Because Earth’s temperature is climbing as more greenhouse gases are released into the atmosphere, the snow on top of the ice melts earlier in the spring and temperatures drop to the chilly levels at which sea ice can form again little later in the fall. There is more time during the summer for the compounding cycle of melting ice, lowering albedo, trapping of more solar energy, and more ice to melt.

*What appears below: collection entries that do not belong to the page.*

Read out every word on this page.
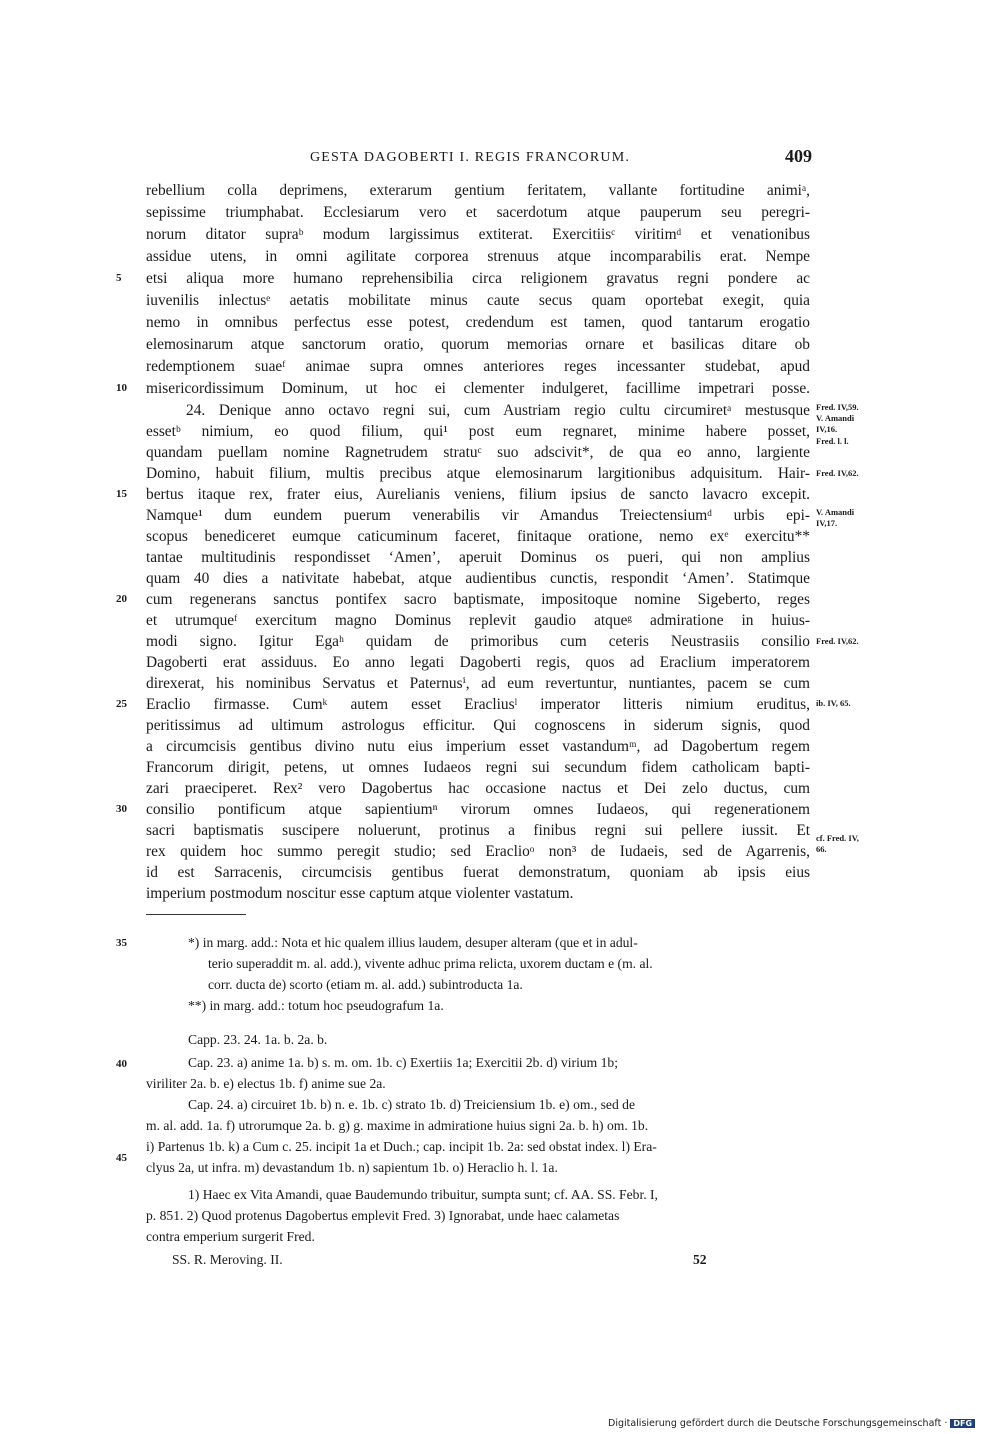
GESTA DAGOBERTI I. REGIS FRANCORUM.	409
rebellium colla deprimens, exterarum gentium feritatem, vallante fortitudine animiᵃ,
sepissime triumphabat. Ecclesiarum vero et sacerdotum atque pauperum seu peregri-
norum ditator supraᵇ modum largissimus extiterat. Exercitiisᶜ viritimᵈ et venationibus
assidue utens, in omni agilitate corporea strenuus atque incomparabilis erat. Nempe
etsi aliqua more humano reprehensibilia circa religionem gravatus regni pondere ac
iuvenilis inlectusᵉ aetatis mobilitate minus caute secus quam oportebat exegit, quia
nemo in omnibus perfectus esse potest, credendum est tamen, quod tantarum erogatio
elemosinarum atque sanctorum oratio, quorum memorias ornare et basilicas ditare ob
redemptionem suaeᶠ animae supra omnes anteriores reges incessanter studebat, apud
misericordissimum Dominum, ut hoc ei clementer indulgeret, facillime impetrari posse.
24. Denique anno octavo regni sui, cum Austriam regio cultu circumiretᵃ mestusque
essetᵇ nimium, eo quod filium, qui¹ post eum regnaret, minime habere posset,
quandam puellam nomine Ragnetrudem stratuᶜ suo adscivit*, de qua eo anno, largiente
Domino, habuit filium, multis precibus atque elemosinarum largitionibus adquisitum. Hair-
bertus itaque rex, frater eius, Aurelianis veniens, filium ipsius de sancto lavacro excepit.
Namque¹ dum eundem puerum venerabilis vir Amandus Treiectensiumᵈ urbis epi-
scopus benediceret eumque caticuminum faceret, finitaque oratione, nemo exᵉ exercitu**
tantae multitudinis respondisset ‘Amen’, aperuit Dominus os pueri, qui non amplius
quam 40 dies a nativitate habebat, atque audientibus cunctis, respondit ‘Amen’. Statimque
cum regenerans sanctus pontifex sacro baptismate, impositoque nomine Sigeberto, reges
et utrumqueᶠ exercitum magno Dominus replevit gaudio atqueᵍ admiratione in huius-
modi signo. Igitur Egaʰ quidam de primoribus cum ceteris Neustrasiis consilio
Dagoberti erat assiduus. Eo anno legati Dagoberti regis, quos ad Eraclium imperatorem
direxerat, his nominibus Servatus et Paternusⁱ, ad eum revertuntur, nuntiantes, pacem se cum
Eraclio firmasse. Cumᵏ autem esset Eracliusˡ imperator litteris nimium eruditus,
peritissimus ad ultimum astrologus efficitur. Qui cognoscens in siderum signis, quod
a circumcisis gentibus divino nutu eius imperium esset vastandumᵐ, ad Dagobertum regem
Francorum dirigit, petens, ut omnes Iudaeos regni sui secundum fidem catholicam bapti-
zari praeciperet. Rex² vero Dagobertus hac occasione nactus et Dei zelo ductus, cum
consilio pontificum atque sapientiumⁿ virorum omnes Iudaeos, qui regenerationem
sacri baptismatis suscipere noluerunt, protinus a finibus regni sui pellere iussit. Et
rex quidem hoc summo peregit studio; sed Eraclioᵒ non³ de Iudaeis, sed de Agarrenis,
id est Sarracenis, circumcisis gentibus fuerat demonstratum, quoniam ab ipsis eius
imperium postmodum noscitur esse captum atque violenter vastatum.
5
10
15
20
25
30
35
40
45
Fred. IV,59.
V. Amandi
IV,16.
Fred. l. l.
Fred. IV,62.
V. Amandi
IV,17.
Fred. IV,62.
ib. IV, 65.
cf. Fred. IV,
66.
*) in marg. add.: Nota et hic qualem illius laudem, desuper alteram (que et in adul-
terio superaddit m. al. add.), vivente adhuc prima relicta, uxorem ductam e (m. al.
corr. ducta de) scorto (etiam m. al. add.) subintroducta 1a.
**) in marg. add.: totum hoc pseudografum 1a.
Capp. 23. 24. 1a. b. 2a. b.
Cap. 23. a) anime 1a. b) s. m. om. 1b. c) Exertiis 1a; Exercitii 2b. d) virium 1b;
viriliter 2a. b. e) electus 1b. f) anime sue 2a.
Cap. 24. a) circuiret 1b. b) n. e. 1b. c) strato 1b. d) Treiciensium 1b. e) om., sed de
m. al. add. 1a. f) utrorumque 2a. b. g) g. maxime in admiratione huius signi 2a. b. h) om. 1b.
i) Partenus 1b. k) a Cum c. 25. incipit 1a et Duch.; cap. incipit 1b. 2a: sed obstat index. l) Era-
clyus 2a, ut infra. m) devastandum 1b. n) sapientum 1b. o) Heraclio h. l. 1a.
1) Haec ex Vita Amandi, quae Baudemundo tribuitur, sumpta sunt; cf. AA. SS. Febr. I,
p. 851. 2) Quod protenus Dagobertus emplevit Fred. 3) Ignorabat, unde haec calametas
contra emperium surgerit Fred.
SS. R. Meroving. II.	52
Digitalisierung gefördert durch die Deutsche Forschungsgemeinschaft · DFG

This process of a little warming causing more warming is called the ice-albedo feedback and it is one reason that the Arctic is very sensitive to changes in temperature. The ice-albedo feedback can turn a small climate change into a big climate change. The sea ice is melting rapidly in the Arctic Ocean. In about the past three decades the amount of ice covering the Arctic Ocean has dropped about a million square kilometers (about the size of Alaska). According to climate models that pace of ice melt will continue to quicken so much that that there may be no more summer sea ice within the next few decades.
There have been times in Earth history when ice-albedo feedback has worked in the other direction. That is, climate cooled and more ice formed, albedo increased, which decreased the amount of sunlight absorbed, and climate became even cooler, which caused more ice to form. For example, at the end of the Proterozoic Era more than 800 million years ago, Earth went through a period where temperatures plummeted worldwide. This time is known as “Snowball Earth” because there is geologic evidence that ice formed worldwide, even near the equator and at low altitudes. Scientists have used computer models to test what could have caused this extraordinary cooling. They have found that a runaway ice-albedo feedback could have been the cause of the extreme and rapid cooling that caused “Snowball Earth”.